Cette première visite de Gerhard Schröder en Suisse n’est pas une visite d’Etat. Pas plus que ne l’aurait été le petit crochet par Berne, prévu l’an dernier.
A l’époque, le Chancelier devait d’abord prononcer un discours devant l’Institut de prévisions conjoncturelle Prognos, à Bâle. Mais tout avait été annulé en dernière minute, Berlin prétextant une panne de l’avion de Gerhard Schroeder.
Quelques mois plus tard, des sources bien informées admettaient qu’en réalité le chancelier avait d’autres chats à fouetter dans son pays, où sa cote de popularité était au plus bas.
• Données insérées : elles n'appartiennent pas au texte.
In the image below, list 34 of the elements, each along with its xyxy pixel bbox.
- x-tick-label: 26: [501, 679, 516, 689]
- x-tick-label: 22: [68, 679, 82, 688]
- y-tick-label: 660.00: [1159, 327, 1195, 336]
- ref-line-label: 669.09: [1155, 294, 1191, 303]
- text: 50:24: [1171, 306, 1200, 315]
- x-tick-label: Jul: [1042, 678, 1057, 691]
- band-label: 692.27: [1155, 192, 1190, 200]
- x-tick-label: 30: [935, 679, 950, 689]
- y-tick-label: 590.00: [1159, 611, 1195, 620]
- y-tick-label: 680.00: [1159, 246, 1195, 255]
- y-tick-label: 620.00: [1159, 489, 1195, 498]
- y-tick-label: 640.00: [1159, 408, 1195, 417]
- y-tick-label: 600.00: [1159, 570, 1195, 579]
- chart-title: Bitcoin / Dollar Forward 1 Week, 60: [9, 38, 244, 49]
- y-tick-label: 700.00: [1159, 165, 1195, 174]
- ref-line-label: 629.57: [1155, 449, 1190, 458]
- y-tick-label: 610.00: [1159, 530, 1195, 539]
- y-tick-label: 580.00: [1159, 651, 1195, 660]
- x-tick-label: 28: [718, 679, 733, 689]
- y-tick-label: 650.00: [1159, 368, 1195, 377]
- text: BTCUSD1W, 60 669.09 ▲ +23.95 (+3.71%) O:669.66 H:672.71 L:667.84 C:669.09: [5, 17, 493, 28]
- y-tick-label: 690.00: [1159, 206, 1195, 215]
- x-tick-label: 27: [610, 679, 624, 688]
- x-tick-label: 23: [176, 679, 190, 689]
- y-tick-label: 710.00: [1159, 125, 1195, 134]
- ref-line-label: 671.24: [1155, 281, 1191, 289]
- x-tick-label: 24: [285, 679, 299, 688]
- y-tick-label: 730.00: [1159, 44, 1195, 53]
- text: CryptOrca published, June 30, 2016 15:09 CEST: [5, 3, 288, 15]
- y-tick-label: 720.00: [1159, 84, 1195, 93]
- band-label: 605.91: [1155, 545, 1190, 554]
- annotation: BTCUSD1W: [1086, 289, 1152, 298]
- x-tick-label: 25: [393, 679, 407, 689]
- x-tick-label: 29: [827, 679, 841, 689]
Aujourd’hui, c’est quasiment certain, Gerhard Schroeder sera à Zurich. Mais ce ne sont pas le président de la Confédération Adolf Ogi et le ministre suisse des Affaires étrangères Joseph Deiss qui figurent en tête de son agenda. Non, le chancelier est d’abord attendu au siège de la FIFA, qui doit décider jeudi de l’attribution de la Coupe du monde de football 2006.
Bref, Gerhard Schroeder vient appuyer la candidature de l’Allemagne, donnée comme favorite aux côtés de l’Afrique du Sud, devant l’Angleterre et le Maroc.
C’est donc en fin d’après-midi, au Grand Hôtel Dolder, sur les hauteurs de Zurich, que doit avoir lieu la rencontre avec les Conseillers fédéraux Ogi et Deiss. Une rencontre forcément brève puisque le Chancelier est attendu à Berlin dans la soirée déjà.